With the Internet of Things (IoT) growing at a rapid pace, access and connectivity have become flashpoints, as companies are caught disabling features or devices with little or no warning or bricking devices entirely, rendering functional hardware useless absent a working connection to management servers and software. Legislation proposed in previous sessions of Congress, like the Fair Repair Act, seek to outlaw such practices, but legal action from companies and lack of access to these tools remain significant hurdles.

More News

EPA refutes Ag Equipment Makers’ Clean Air arguments: In a letter to the National Farmers Union, the Environmental Protection Agency (EPA) tossed cold water on longstanding arguments by agricultural equipment makers that restrictions on owner and independent repair of agricultural equipment are needed to prevent tampering with emissions monitoring systems. “The Clean Air Act makes no distinction between repair by a manufacturer versus another party,” the letter from EPA Administrator Michael Regan, dated August 4th, 2023, reads. “Actions that qualify as repair or replacement are allowed under the Clean Air Act regardless of who makes them. Moreover, nothing in the Clean Air Act or the EPA’s regulations limits a manufacturer’s ability to provide service tools and information to consumers and independent repair facilities for the purpose of repairing their equipment,” Regan wrote.

Stopping Google’s autonomous vehicles with only traffic cones: Safe Street Rebel has gained attention with a viral TikTok video that highlights the negative impacts of Google’s Waymo and GM’s Cruise autonomous vehicles in San Francisco, including their disruption of traffic and emergency vehicles, as well as concerns about surveillance and privacy. The video encourages opponents of autonomous vehicles to place traffic cones on the vehicles’ hoods as a form of protest and attention-grabbing. The group aims to raise awareness about the lack of public consent for robotaxis, arguing that the false promises of companies will be similar to that of Uber and Lyft, which ultimately led to increased congestion and emissions.

DEF CON presentation liberates robot vacuums: Amazon’s attempts to buy the robot vacuum maker iRobot led to immediate speculation that the online retail giant was looking to use the vacuums to spy on customers’ homes, as new robot vacuums are equipped with smart-phone like features such as video recording, and voice control. Now a researcher at Northeastern University is advocating for users to have more control over their robot vacuums, even enabling hacking to disconnect from the cloud and repair devices independently. Dennis Giese, a PhD student, used a talk at the DEF CON conference to tell users to wipe data and perform factory resets before selling or disposing of robot vacuums to prevent data extraction.

Repairability of Apple’s new MacBook Pros: YouTuber Hugh Jeffreys is skeptical about the repairability of newer models of MacBook Pros. He highlights difficult repairs in a recent video due to soldered components, glued batteries, inaccessible calibration software, and proprietary hardware.
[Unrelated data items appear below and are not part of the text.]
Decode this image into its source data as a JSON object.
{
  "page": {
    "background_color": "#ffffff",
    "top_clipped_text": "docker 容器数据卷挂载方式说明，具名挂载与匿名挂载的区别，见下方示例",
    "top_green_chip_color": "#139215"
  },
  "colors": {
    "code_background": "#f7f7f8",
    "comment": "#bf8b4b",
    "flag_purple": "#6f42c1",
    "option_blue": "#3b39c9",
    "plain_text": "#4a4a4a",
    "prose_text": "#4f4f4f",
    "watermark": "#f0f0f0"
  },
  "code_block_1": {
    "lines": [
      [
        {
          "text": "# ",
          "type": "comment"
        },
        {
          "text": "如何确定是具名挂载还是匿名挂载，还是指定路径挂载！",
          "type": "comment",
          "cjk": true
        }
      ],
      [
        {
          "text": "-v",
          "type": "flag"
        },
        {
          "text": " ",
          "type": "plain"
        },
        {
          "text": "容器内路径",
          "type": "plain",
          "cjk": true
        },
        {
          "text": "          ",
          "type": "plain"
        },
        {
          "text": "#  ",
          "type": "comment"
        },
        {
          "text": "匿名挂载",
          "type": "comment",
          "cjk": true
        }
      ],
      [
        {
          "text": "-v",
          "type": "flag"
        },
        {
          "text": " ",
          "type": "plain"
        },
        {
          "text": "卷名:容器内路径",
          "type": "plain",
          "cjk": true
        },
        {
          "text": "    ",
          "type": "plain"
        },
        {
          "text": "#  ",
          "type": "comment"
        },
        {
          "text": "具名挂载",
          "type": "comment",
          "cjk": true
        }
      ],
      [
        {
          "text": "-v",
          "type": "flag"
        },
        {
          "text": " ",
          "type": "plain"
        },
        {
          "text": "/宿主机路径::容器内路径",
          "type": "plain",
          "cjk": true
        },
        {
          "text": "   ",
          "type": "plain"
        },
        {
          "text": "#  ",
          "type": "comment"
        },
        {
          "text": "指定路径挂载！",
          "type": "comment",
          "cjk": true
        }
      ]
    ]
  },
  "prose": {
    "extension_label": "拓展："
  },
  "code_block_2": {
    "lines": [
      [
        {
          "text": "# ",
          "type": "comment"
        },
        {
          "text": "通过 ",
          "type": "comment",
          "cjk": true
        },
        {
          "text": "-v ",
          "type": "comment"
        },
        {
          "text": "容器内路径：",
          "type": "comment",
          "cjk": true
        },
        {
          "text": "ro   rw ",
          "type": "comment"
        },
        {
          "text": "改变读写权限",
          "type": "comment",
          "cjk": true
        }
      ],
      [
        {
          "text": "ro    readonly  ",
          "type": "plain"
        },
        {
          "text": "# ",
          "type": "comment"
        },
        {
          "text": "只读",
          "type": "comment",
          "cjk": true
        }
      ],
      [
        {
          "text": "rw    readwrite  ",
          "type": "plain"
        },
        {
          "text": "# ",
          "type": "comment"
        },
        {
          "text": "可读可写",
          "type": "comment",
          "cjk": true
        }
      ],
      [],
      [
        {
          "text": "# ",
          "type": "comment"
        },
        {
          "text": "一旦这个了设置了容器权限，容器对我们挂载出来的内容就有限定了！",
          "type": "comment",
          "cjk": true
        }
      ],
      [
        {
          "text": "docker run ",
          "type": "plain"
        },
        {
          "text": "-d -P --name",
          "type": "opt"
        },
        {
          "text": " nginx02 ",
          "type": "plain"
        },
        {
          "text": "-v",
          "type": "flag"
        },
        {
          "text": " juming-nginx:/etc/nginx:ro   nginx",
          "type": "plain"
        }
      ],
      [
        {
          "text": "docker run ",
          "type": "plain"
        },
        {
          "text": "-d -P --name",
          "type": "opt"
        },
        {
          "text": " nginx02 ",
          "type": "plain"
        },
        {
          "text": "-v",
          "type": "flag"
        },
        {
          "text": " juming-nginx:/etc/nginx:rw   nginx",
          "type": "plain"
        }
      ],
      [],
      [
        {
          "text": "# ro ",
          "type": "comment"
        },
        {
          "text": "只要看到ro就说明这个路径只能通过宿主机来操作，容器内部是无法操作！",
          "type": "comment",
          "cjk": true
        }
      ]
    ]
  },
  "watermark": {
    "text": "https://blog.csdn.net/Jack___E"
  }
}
He gives the laptops a low 4 out of 10 repairability score due to limited third-party repair options and challenges associated with fixing internal components.

Right to Repair bills get bipartisan support in statehouses: Legislation that gives consumers greater flexibility in repairing products from smartphones to farm equipment is uniting Republicans and Democrats at the state level. Political gridlock at the federal level has hindered efforts to compel manufacturers to disclose technical details and make parts more available for repairs. By contrast, more than 30 states considered such right-to-repair bills in 2023—states as diverse as Texas and Hawaii.